Neste domingo (25), o chefe do Judiciário iraniano, Gholamhosein Mohseni Ejei, declarou que os responsáveis pela recente onda de protestos antigovernamentais poderão enfrentar punições severas. Ele enfatizou que as medidas de justiça devem ser aplicadas sem clemência para aqueles que participaram de atos de violência e destruição.

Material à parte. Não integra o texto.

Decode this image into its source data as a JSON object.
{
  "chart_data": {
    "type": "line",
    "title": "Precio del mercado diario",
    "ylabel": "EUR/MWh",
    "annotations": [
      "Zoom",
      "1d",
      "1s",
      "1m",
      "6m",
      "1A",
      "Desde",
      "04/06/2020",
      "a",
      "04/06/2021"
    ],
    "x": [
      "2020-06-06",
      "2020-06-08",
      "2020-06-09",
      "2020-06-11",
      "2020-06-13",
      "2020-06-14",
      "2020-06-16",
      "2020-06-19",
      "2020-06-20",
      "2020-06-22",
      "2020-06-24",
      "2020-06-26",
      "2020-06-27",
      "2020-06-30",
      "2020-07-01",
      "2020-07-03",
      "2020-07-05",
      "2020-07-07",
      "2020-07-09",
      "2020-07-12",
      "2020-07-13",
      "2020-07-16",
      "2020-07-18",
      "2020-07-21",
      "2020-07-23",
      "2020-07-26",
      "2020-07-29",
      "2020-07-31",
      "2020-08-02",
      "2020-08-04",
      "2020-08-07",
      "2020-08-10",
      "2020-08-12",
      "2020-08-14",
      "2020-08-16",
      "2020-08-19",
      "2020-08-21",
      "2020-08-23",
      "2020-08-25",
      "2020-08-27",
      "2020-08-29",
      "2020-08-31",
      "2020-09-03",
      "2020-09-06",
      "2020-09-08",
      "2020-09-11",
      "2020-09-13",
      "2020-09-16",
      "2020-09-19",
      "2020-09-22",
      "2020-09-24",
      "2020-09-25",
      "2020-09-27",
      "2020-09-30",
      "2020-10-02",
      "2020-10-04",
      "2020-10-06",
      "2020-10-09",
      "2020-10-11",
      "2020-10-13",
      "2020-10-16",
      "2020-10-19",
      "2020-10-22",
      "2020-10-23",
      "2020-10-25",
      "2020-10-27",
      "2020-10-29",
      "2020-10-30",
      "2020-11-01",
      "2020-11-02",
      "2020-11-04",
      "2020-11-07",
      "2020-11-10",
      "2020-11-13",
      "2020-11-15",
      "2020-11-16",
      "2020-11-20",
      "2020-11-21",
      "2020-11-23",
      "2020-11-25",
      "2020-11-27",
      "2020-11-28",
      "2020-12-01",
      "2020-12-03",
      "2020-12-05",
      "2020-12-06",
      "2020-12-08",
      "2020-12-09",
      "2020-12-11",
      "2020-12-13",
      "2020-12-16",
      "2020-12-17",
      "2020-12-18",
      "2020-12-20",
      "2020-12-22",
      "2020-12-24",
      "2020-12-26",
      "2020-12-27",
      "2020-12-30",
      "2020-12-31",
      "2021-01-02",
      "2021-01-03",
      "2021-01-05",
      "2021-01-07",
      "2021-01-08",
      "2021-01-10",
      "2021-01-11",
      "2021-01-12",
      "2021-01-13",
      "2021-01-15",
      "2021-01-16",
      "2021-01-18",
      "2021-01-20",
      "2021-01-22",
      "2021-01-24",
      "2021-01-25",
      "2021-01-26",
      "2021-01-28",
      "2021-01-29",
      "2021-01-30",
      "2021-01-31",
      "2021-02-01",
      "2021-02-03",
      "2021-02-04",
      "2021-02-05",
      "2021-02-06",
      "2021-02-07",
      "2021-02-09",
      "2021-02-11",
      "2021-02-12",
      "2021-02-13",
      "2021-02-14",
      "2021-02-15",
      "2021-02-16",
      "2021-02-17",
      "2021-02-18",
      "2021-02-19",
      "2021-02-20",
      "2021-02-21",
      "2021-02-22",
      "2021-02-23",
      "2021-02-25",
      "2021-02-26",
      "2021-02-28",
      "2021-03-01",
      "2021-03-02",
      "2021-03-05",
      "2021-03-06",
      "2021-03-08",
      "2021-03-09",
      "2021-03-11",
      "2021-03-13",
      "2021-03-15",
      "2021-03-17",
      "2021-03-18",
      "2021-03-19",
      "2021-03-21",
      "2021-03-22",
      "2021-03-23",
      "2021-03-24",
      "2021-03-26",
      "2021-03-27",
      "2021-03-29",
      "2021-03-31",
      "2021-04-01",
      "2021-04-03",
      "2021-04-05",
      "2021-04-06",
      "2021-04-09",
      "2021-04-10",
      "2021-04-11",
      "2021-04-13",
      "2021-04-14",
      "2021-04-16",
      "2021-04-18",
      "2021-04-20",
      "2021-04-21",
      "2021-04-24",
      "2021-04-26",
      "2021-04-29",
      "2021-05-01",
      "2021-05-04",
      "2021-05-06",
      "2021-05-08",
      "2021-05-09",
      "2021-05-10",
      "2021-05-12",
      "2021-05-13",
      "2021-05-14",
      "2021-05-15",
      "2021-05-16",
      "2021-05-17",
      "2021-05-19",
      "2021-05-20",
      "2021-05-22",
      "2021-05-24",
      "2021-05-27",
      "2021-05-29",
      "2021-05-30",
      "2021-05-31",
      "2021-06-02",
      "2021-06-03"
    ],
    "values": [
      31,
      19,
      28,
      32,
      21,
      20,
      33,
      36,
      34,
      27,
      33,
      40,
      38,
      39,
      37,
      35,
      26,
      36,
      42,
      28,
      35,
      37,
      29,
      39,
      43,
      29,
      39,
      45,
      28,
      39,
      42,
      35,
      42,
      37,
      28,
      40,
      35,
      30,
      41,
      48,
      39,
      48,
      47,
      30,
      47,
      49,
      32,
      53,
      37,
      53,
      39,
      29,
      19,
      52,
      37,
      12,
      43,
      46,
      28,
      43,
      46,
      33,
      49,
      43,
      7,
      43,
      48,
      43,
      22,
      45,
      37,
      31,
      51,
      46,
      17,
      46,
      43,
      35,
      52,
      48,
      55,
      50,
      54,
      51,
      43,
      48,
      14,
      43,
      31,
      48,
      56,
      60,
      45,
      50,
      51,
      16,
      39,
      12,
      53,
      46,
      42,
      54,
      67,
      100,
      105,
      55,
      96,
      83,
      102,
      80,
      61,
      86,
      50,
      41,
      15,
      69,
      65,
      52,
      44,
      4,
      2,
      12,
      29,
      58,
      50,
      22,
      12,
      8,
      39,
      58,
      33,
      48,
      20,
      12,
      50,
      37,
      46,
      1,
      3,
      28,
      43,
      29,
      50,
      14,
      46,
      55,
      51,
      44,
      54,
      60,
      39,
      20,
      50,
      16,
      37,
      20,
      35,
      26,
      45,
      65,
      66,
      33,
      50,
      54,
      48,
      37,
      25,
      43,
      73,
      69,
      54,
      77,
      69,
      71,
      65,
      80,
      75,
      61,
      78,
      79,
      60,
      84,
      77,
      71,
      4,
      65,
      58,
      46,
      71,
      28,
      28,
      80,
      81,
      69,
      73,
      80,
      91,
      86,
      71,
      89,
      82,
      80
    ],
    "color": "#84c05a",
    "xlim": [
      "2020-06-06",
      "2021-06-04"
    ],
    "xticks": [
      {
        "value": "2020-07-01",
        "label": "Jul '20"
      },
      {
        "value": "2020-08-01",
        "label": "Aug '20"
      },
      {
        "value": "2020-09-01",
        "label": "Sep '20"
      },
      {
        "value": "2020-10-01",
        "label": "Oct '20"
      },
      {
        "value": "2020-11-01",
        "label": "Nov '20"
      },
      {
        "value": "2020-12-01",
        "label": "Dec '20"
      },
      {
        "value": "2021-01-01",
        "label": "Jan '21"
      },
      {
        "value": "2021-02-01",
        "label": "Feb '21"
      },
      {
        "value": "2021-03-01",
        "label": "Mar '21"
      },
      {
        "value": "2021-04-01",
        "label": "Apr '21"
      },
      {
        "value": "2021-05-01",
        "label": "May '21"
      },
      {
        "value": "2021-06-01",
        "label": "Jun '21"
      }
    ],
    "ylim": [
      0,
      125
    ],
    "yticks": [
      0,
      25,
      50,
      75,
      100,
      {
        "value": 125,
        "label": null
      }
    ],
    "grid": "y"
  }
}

Os protestos, que começaram em janeiro, refletem um descontentamento generalizado com o custo de vida e se expandiram para questionar o regime clerical do país.
As manifestações resultaram em uma repressão significativa por parte do governo, que incluiu apagões de internet, isolando o Irã do resto do mundo. O governo iraniano reportou 3.117 mortes, incluindo civis e membros das forças de segurança, enquanto grupos de direitos humanos afirmam que a maioria das vítimas são manifestantes. Além disso, a ONG Iran Human Rights alerta que o número de mortos pode ultrapassar 25.000, enquanto mais de 26.000 pessoas foram detidas em relação aos protestos.
A crescente severidade das punições anunciadas pelas autoridades levanta preocupações sobre o uso da pena de morte como um meio de repressão à dissidência no país. O Irã é um dos países que mais aplica esse tipo de pena, e a combinação de prisões em massa e ameaças de execuções torna evidente a intensidade da resposta do governo. O cenário atual indica que os desafios à autoridade do regime podem se intensificar, refletindo um clima de tensão e incerteza na sociedade iraniana.